In the Arbitrator's view it is reasonable to conclude that the parties must be taken to have intended the just cause provisions of the collective agreement to be applied and interpreted in a manner consistent with their respective rights and obligations under the Canada Labour Code. The issue then becomes whether the imposition of 25 demerits against the grievor is justified when neither he nor the Company complied with the obligations under that Act, as a result of which he remained out of service for some three weeks. It appears clear to the Arbitrator that if Mr. Grogan had been more particular in his identification of his safety concerns, providing the Company with specific references to incidents, times and places, the issue would have been more speedily joined and, perhaps, resolved. The filing of a complaint by the grievor with a safety officer of Labour Canada might also have had a mitigating effect. To that extent at least, the grievor is, in part, the author of his own misfortune.

By the same token, had the Company adhered to the requirements of the Canada Labour Code, the legitimacy of the grievor's claims could have been more speedily identified and, where appropriate, corrective measures might have been taken. This is not an entirely speculative observation, as it appears that Mr. Grogan's concerns about tunnel lighting did lead to some eventual improvements. While Mr. Grogan's actions may have placed the Company in a sensitive position, it was clear at least from July 8, 1985 that he had certain specific concerns about health and safety. The fact that these were mixed with other complaints that would not constitute a lawful justification for his refusal to work does not diminish his rights in respect of those concerns dealing only with health and safety. In other words, the Company's statutory obligations towards the grievor could not be abrogated by his ill-advised violation of the "work now – grieve later" rule respecting his non-safety concerns such as seniority and staffing.

In the circumstances of this case, I am satisfied that Mr. Grogan's refusal to work for reasons entirely unrelated to safety gave the Company just cause for the imposition of some discipline. Having regard to all of the facts, however, including the failure of the Company as well as the grievor to follow statutory directives for the resolution of their dispute over safety, I cannot find that the imposition of discipline in the amount of 25 demerit points was justified. I am not, on the other hand, able to accept the argument of the Union that Mr. Grogan should be compensated for his loss of earnings and benefits over the three week period that he withheld his services. At all material times he represented to the Company that he would not return to work until a number of his personal concerns, having nothing to do with safety, such as staffing and seniority, were corrected to his satisfaction. A threat or action of that kind on the part of an employee plainly violates the "work now – grieve later" rule and cannot be countenanced in any ordered workplace.

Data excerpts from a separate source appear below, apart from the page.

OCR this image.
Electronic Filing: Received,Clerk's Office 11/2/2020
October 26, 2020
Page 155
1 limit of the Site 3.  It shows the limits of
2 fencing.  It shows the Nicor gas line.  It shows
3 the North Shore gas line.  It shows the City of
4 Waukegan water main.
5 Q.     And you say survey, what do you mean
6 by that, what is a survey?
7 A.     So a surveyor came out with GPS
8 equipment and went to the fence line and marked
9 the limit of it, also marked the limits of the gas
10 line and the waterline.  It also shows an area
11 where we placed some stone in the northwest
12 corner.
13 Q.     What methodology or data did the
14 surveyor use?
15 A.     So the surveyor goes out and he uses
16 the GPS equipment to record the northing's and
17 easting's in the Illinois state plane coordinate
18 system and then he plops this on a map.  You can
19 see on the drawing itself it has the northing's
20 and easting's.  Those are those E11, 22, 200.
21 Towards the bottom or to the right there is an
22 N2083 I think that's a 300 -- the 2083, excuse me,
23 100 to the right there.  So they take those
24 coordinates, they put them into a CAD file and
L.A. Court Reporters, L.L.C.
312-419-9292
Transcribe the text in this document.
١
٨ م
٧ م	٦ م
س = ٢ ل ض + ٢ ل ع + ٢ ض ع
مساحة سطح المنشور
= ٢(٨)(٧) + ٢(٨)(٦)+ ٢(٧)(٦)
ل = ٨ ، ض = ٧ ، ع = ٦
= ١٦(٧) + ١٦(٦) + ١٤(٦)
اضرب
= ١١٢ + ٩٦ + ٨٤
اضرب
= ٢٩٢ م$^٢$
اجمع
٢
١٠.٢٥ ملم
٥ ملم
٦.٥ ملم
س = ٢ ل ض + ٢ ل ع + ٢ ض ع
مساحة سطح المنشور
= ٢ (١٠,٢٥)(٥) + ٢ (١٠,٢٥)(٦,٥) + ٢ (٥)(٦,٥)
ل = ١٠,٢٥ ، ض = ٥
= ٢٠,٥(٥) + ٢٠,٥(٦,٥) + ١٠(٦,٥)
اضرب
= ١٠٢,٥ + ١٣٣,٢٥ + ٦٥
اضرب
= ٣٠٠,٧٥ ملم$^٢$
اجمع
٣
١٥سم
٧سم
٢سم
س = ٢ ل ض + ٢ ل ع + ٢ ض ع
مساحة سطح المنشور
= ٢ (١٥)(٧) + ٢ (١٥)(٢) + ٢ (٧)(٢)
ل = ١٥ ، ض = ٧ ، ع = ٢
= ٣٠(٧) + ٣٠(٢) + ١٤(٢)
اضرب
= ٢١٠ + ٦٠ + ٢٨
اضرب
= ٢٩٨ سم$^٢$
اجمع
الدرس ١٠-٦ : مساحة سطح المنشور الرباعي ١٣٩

In the circumstances, I deem it appropriate to order the removal of the 25 demerit marks registered against the grievor's record, and substitute a suspension for the period between July 15 and August 8, 1985, for Mr. Grogan's failure to observe the "work now – grieve later" principle in respect of his protest against the actions of the Company in matters unrelated to safety. I retain jurisdiction in the event of any dispute between the parties respecting the interpretation or implementation of this award.